I normally am not a chips and salsa kind of girl. Chocolate and caramel and such are more my thing. That being said, I came up with this recipe last year to enter into our local Apricot Festival and, now that the apricots are ready this year, have rediscovered it.
It is quick, easy, inexpensive, and - most importantly - full of flavour. Depending on your personal preference you can make it as spicy as you like. As written it provides enough of a kick to wake you up but not so much to scare you away after 2 bites. I am a bit of a wimp when it comes to heat so you decide what is right for you!
Fresh Apricot Salsa
3- 4 cloves garlic
1 jalapeno pepper
8 large (16 small) fresh apricots, pits removed
juice and grated rind from 1 lime
1 tsp brown sugar
In a food processor, pulse garlic and jalapeno pepper until coarsely chopped. Add the rest of the ingredients and pulse on and off until coarsely chopped.
(Of course, if you have a Magic Bullet feel free to use it!
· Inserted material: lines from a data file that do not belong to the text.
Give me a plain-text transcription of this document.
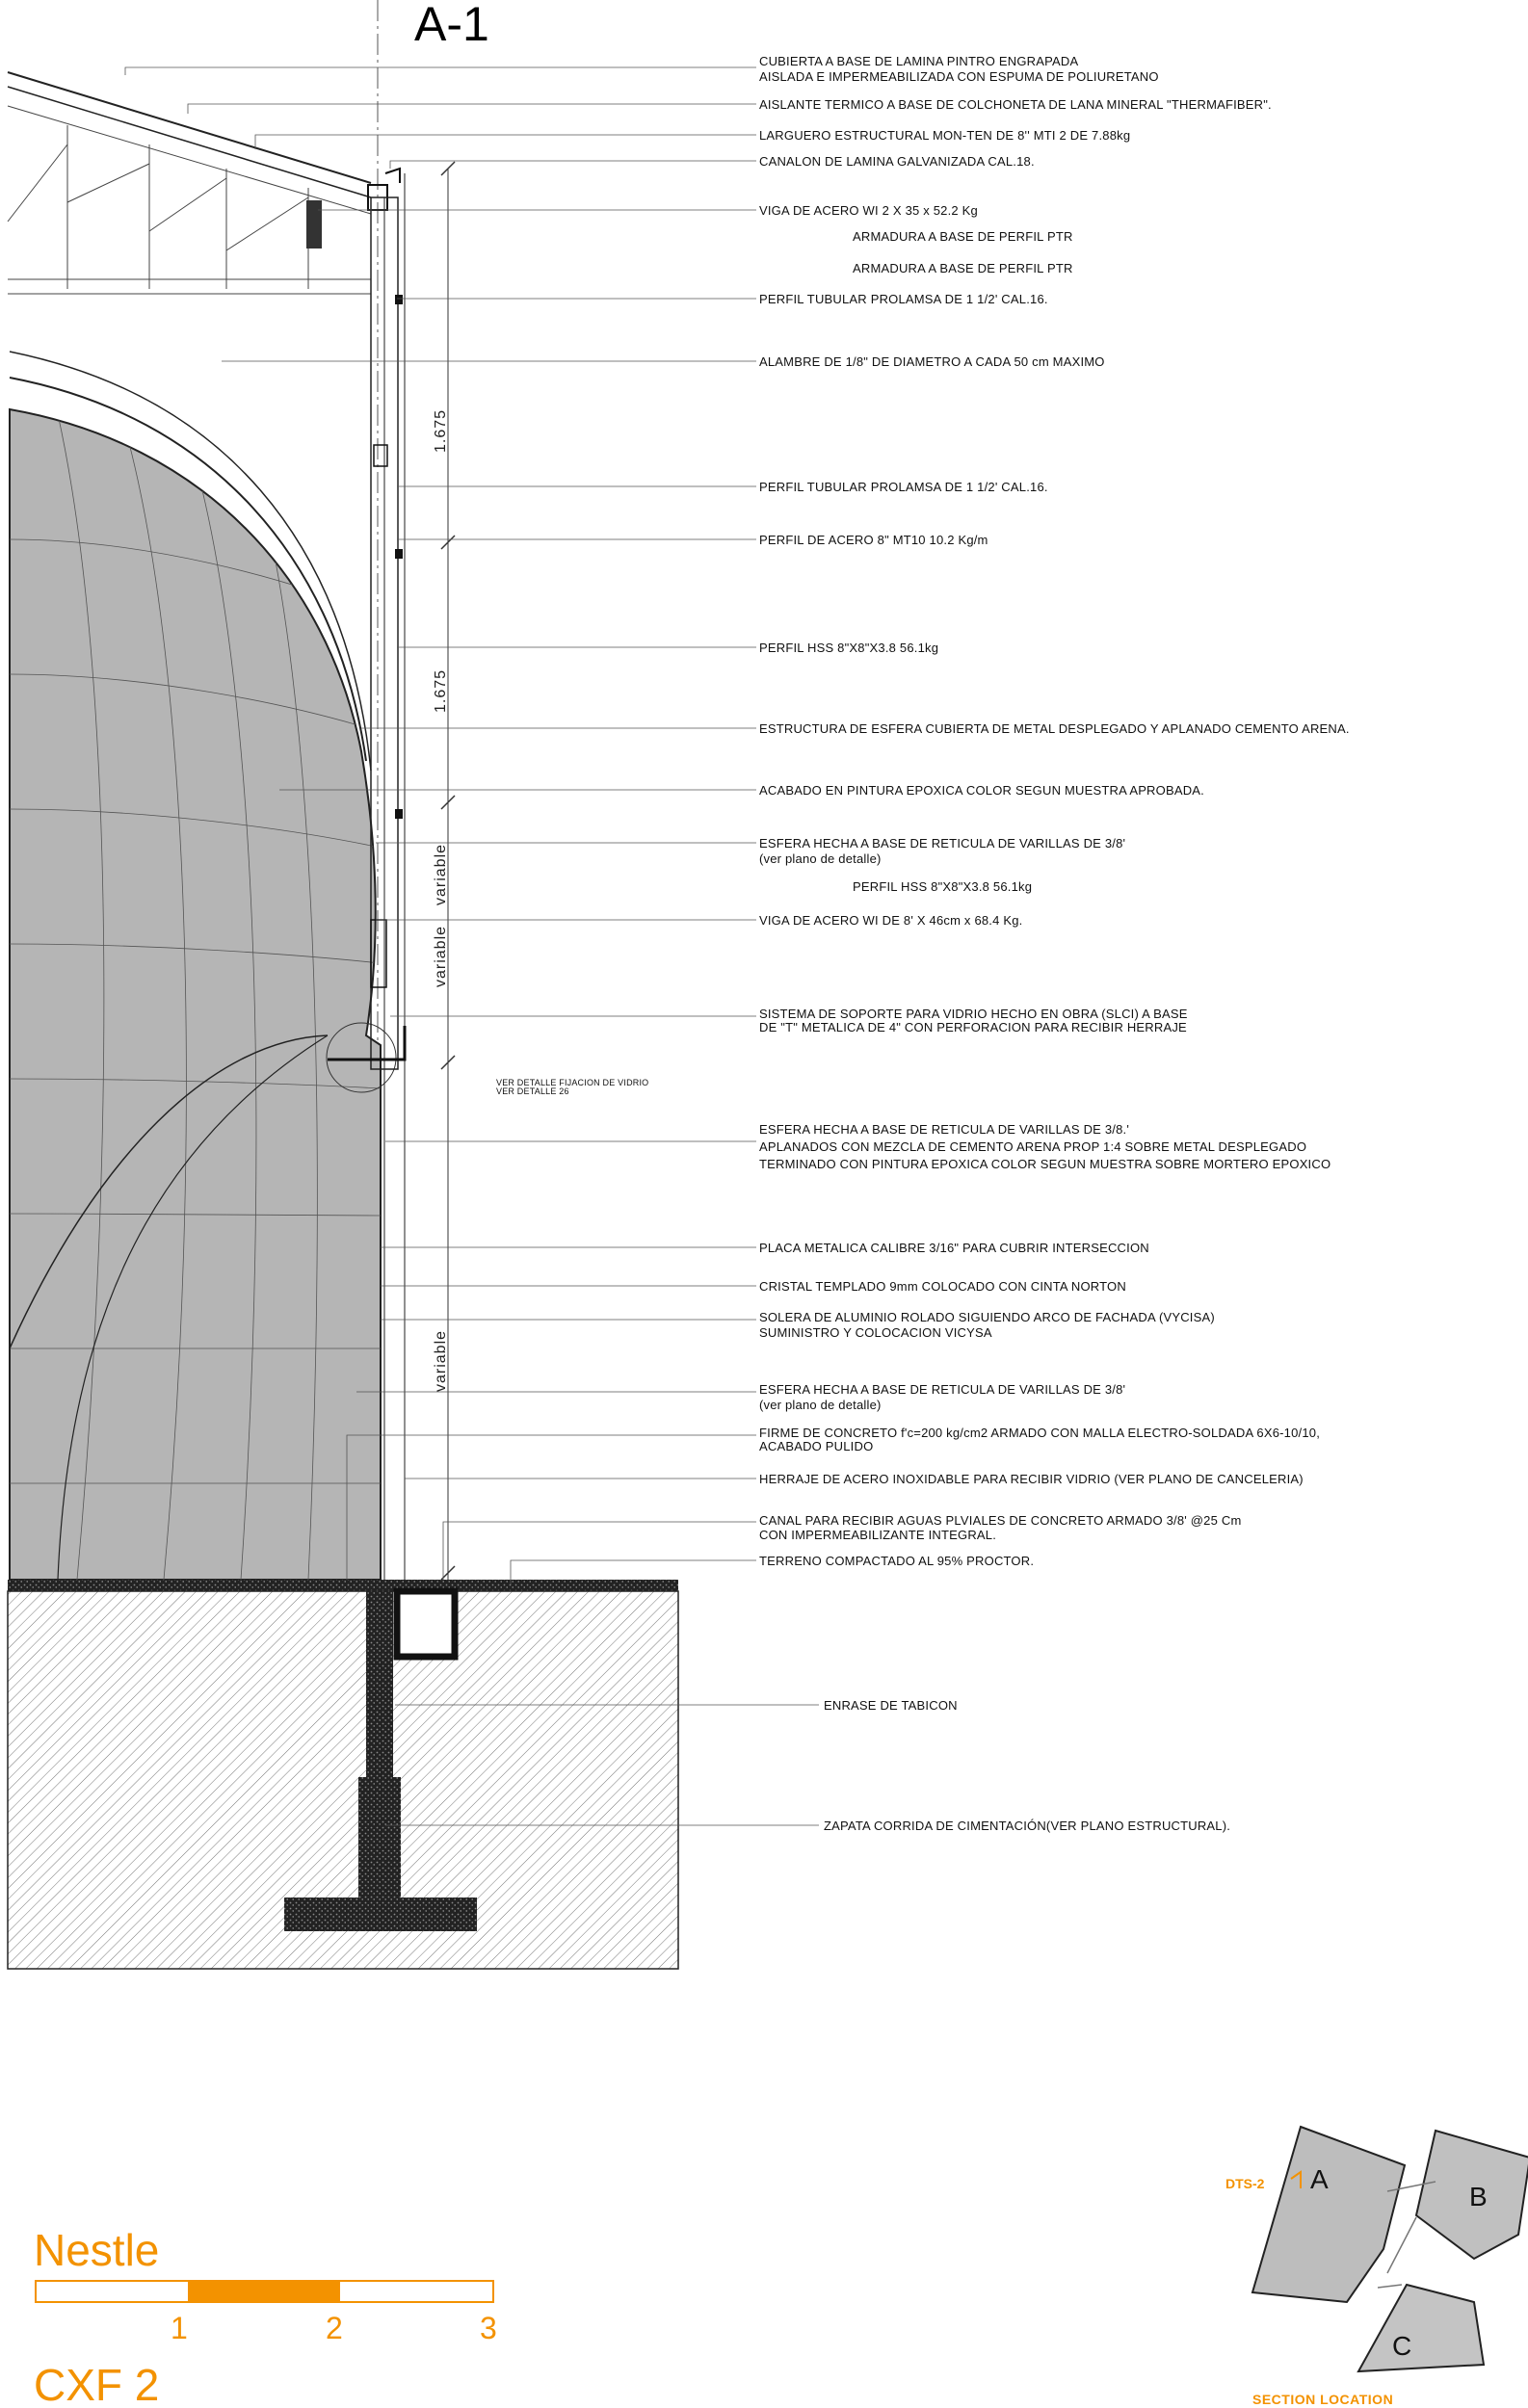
A-1
1.675
1.675
variable
variable
variable
VER DETALLE FIJACION DE VIDRIO VER DETALLE 26
CUBIERTA A BASE DE LAMINA PINTRO ENGRAPADA AISLADA E IMPERMEABILIZADA CON ESPUMA DE POLIURETANO
AISLANTE TERMICO A BASE DE COLCHONETA DE LANA MINERAL "THERMAFIBER".
LARGUERO ESTRUCTURAL MON-TEN DE 8'' MTI 2 DE 7.88kg
CANALON DE LAMINA GALVANIZADA CAL.18.
VIGA DE ACERO WI 2 X 35 x 52.2 Kg
ARMADURA A BASE DE PERFIL PTR
ARMADURA A BASE DE PERFIL PTR
PERFIL TUBULAR PROLAMSA DE 1 1/2' CAL.16.
ALAMBRE DE 1/8" DE DIAMETRO A CADA 50 cm MAXIMO
PERFIL TUBULAR PROLAMSA DE 1 1/2' CAL.16.
PERFIL DE ACERO 8" MT10 10.2 Kg/m
PERFIL HSS 8"X8"X3.8 56.1kg
ESTRUCTURA DE ESFERA CUBIERTA DE METAL DESPLEGADO Y APLANADO CEMENTO ARENA.
ACABADO EN PINTURA EPOXICA COLOR SEGUN MUESTRA APROBADA.
ESFERA HECHA A BASE DE RETICULA DE VARILLAS DE 3/8' (ver plano de detalle)
PERFIL HSS 8"X8"X3.8 56.1kg
VIGA DE ACERO WI DE 8' X 46cm x 68.4 Kg.
SISTEMA DE SOPORTE PARA VIDRIO HECHO EN OBRA (SLCI) A BASE DE "T" METALICA DE 4" CON PERFORACION PARA RECIBIR HERRAJE
ESFERA HECHA A BASE DE RETICULA DE VARILLAS DE 3/8.' APLANADOS CON MEZCLA DE CEMENTO ARENA PROP 1:4 SOBRE METAL DESPLEGADO TERMINADO CON PINTURA EPOXICA COLOR SEGUN MUESTRA SOBRE MORTERO EPOXICO
PLACA METALICA CALIBRE 3/16" PARA CUBRIR INTERSECCION
CRISTAL TEMPLADO 9mm COLOCADO CON CINTA NORTON
SOLERA DE ALUMINIO ROLADO SIGUIENDO ARCO DE FACHADA (VYCISA) SUMINISTRO Y COLOCACION VICYSA
ESFERA HECHA A BASE DE RETICULA DE VARILLAS DE 3/8' (ver plano de detalle)
FIRME DE CONCRETO f'c=200 kg/cm2 ARMADO CON MALLA ELECTRO-SOLDADA 6X6-10/10, ACABADO PULIDO
HERRAJE DE ACERO INOXIDABLE PARA RECIBIR VIDRIO (VER PLANO DE CANCELERIA)
CANAL PARA RECIBIR AGUAS PLVIALES DE CONCRETO ARMADO 3/8' @25 Cm CON IMPERMEABILIZANTE INTEGRAL.
TERRENO COMPACTADO AL 95% PROCTOR.
ENRASE DE TABICON
ZAPATA CORRIDA DE CIMENTACIÓN(VER PLANO ESTRUCTURAL).
Nestle
1	2	3
CXF 2
A
B
C
DTS-2
SECTION LOCATION
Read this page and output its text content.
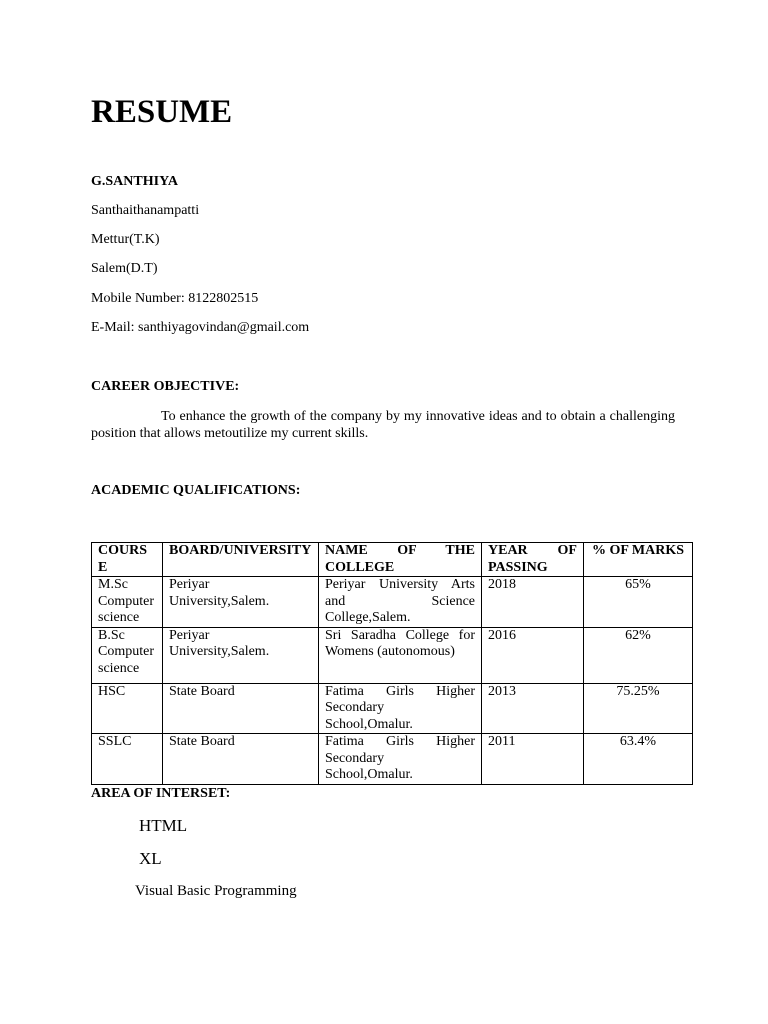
RESUME
G.SANTHIYA
Santhaithanampatti
Mettur(T.K)
Salem(D.T)
Mobile Number: 8122802515
E-Mail: santhiyagovindan@gmail.com
CAREER OBJECTIVE:
To enhance the growth of the company by my innovative ideas and to obtain a challenging position that allows metoutilize my current skills.
ACADEMIC QUALIFICATIONS:
COURS E	BOARD/UNIVERSITY	NAME OF THE COLLEGE	YEAR OF PASSING	% OF MARKS
M.Sc Computer science	Periyar University,Salem.	Periyar University Arts and Science College,Salem.	2018	65%
B.Sc Computer science	Periyar University,Salem.	Sri Saradha College for Womens (autonomous)	2016	62%
HSC	State Board	Fatima Girls Higher Secondary School,Omalur.	2013	75.25%
SSLC	State Board	Fatima Girls Higher Secondary School,Omalur.	2011	63.4%
AREA OF INTERSET:
HTML
XL
Visual Basic Programming
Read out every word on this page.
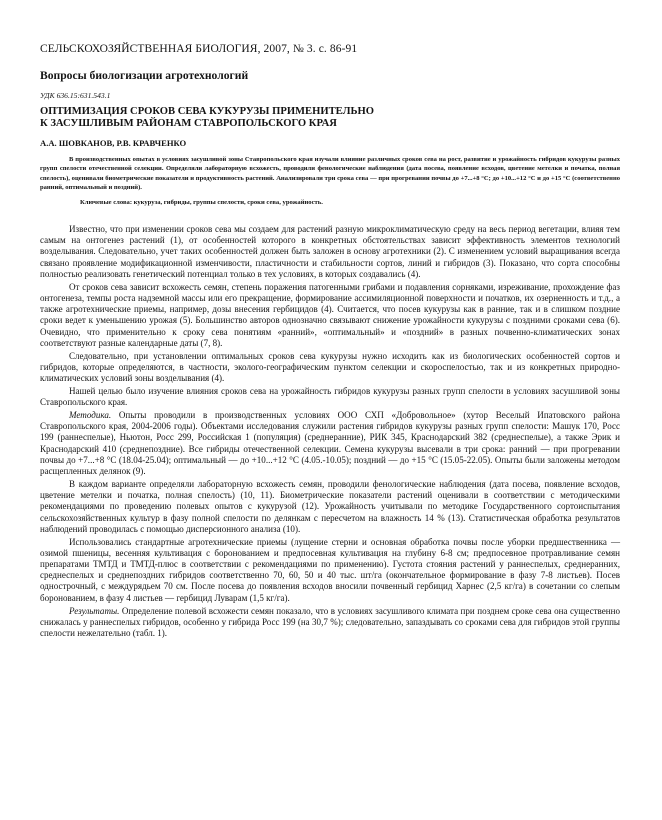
СЕЛЬСКОХОЗЯЙСТВЕННАЯ БИОЛОГИЯ, 2007, № 3. с. 86-91
Вопросы биологизации агротехнологий
УДК 636.15:631.543.1
ОПТИМИЗАЦИЯ СРОКОВ СЕВА КУКУРУЗЫ ПРИМЕНИТЕЛЬНО
К ЗАСУШЛИВЫМ РАЙОНАМ СТАВРОПОЛЬСКОГО КРАЯ
А.А. ШОВКАНОВ, Р.В. КРАВЧЕНКО

В производственных опытах в условиях засушливой зоны Ставропольского края изучали влияние различных сроков сева на рост, развитие и урожайность гибридов кукурузы разных групп спелости отечественной селекции. Определяли лабораторную всхожесть, проводили фенологические наблюдения (дата посева, появление всходов, цветение метелки и початка, полная спелость), оценивали биометрические показатели и продуктивность растений. Анализировали три срока сева — при прогревании почвы до +7...+8 °С; до +10...+12 °С и до +15 °С (соответственно ранний, оптимальный и поздний).

Ключевые слова: кукуруза, гибриды, группы спелости, сроки сева, урожайность.

Известно, что при изменении сроков сева мы создаем для растений разную микроклиматическую среду на весь период вегетации, влияя тем самым на онтогенез растений (1), от особенностей которого в конкретных обстоятельствах зависит эффективность элементов технологий возделывания. Следовательно, учет таких особенностей должен быть заложен в основу агротехники (2). С изменением условий выращивания всегда связано проявление модификационной изменчивости, пластичности и стабильности сортов, линий и гибридов (3). Показано, что сорта способны полностью реализовать генетический потенциал только в тех условиях, в которых создавались (4).

От сроков сева зависит всхожесть семян, степень поражения патогенными грибами и подавления сорняками, изреживание, прохождение фаз онтогенеза, темпы роста надземной массы или его прекращение, формирование ассимиляционной поверхности и початков, их озерненность и т.д., а также агротехнические приемы, например, дозы внесения гербицидов (4). Считается, что посев кукурузы как в ранние, так и в слишком поздние сроки ведет к уменьшению урожая (5). Большинство авторов однозначно связывают снижение урожайности кукурузы с поздними сроками сева (6). Очевидно, что применительно к сроку сева понятиям «ранний», «оптимальный» и «поздний» в разных почвенно-климатических зонах соответствуют разные календарные даты (7, 8).

Следовательно, при установлении оптимальных сроков сева кукурузы нужно исходить как из биологических особенностей сортов и гибридов, которые определяются, в частности, эколого-географическим пунктом селекции и скороспелостью, так и из конкретных природно-климатических условий зоны возделывания (4).

Нашей целью было изучение влияния сроков сева на урожайность гибридов кукурузы разных групп спелости в условиях засушливой зоны Ставропольского края.

Методика. Опыты проводили в производственных условиях ООО СХП «Добровольное» (хутор Веселый Ипатовского района Ставропольского края, 2004-2006 годы). Объектами исследования служили растения гибридов кукурузы разных групп спелости: Машук 170, Росс 199 (раннеспелые), Ньютон, Росс 299, Российская 1 (популяция) (среднеранние), РИК 345, Краснодарский 382 (среднеспелые), а также Эрик и Краснодарский 410 (среднепоздние). Все гибриды отечественной селекции. Семена кукурузы высевали в три срока: ранний — при прогревании почвы до +7...+8 °С (18.04-25.04); оптимальный — до +10...+12 °С (4.05.-10.05); поздний — до +15 °С (15.05-22.05). Опыты были заложены методом расщепленных делянок (9).

В каждом варианте определяли лабораторную всхожесть семян, проводили фенологические наблюдения (дата посева, появление всходов, цветение метелки и початка, полная спелость) (10, 11). Биометрические показатели растений оценивали в соответствии с методическими рекомендациями по проведению полевых опытов с кукурузой (12). Урожайность учитывали по методике Государственного сортоиспытания сельскохозяйственных культур в фазу полной спелости по делянкам с пересчетом на влажность 14 % (13). Статистическая обработка результатов наблюдений проводилась с помощью дисперсионного анализа (10).

Использовались стандартные агротехнические приемы (лущение стерни и основная обработка почвы после уборки предшественника — озимой пшеницы, весенняя культивация с боронованием и предпосевная культивация на глубину 6-8 см; предпосевное протравливание семян препаратами ТМТД и ТМТД-плюс в соответствии с рекомендациями по применению). Густота стояния растений у раннеспелых, среднеранних, среднеспелых и среднепоздних гибридов соответственно 70, 60, 50 и 40 тыс. шт/га (окончательное формирование в фазу 7-8 листьев). Посев однострочный, с междурядьем 70 см. После посева до появления всходов вносили почвенный гербицид Харнес (2,5 кг/га) в сочетании со слепым боронованием, в фазу 4 листьев — гербицид Луварам (1,5 кг/га).

Результаты. Определение полевой всхожести семян показало, что в условиях засушливого климата при позднем сроке сева она существенно снижалась у раннеспелых гибридов, особенно у гибрида Росс 199 (на 30,7 %); следовательно, запаздывать со сроками сева для гибридов этой группы спелости нежелательно (табл. 1).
I did - surprise, surprise! I found it was chopping it too fine though so before serving I mixed in a few more apricots that I chopped by hand to give it a coarser texture.)
Spoon into serving dish, cover, and chill for at least an hour or two before serving.
This is one of those recipes that improves greatly if you let sit in the fridge overnight. The flavours have time to blend together. If you don’t have time to make it a day ahead it’s okay - same day is delicious too just not as intense.
For those of you who, like me, prefer sweet to salty; I encourage you to give this a try. The apricots provide an interesting sweetness amongst the garlic and jalapeno.
For those of you who, like Sue, prefer salty to sweet; I encourage you to try this recipe because it is in an amazing, interesting salsa to enjoy with tortilla chips.
I just wanted to add - you can also spoon some of this over your chicken or pork before you bake it. It goes really nicely with either.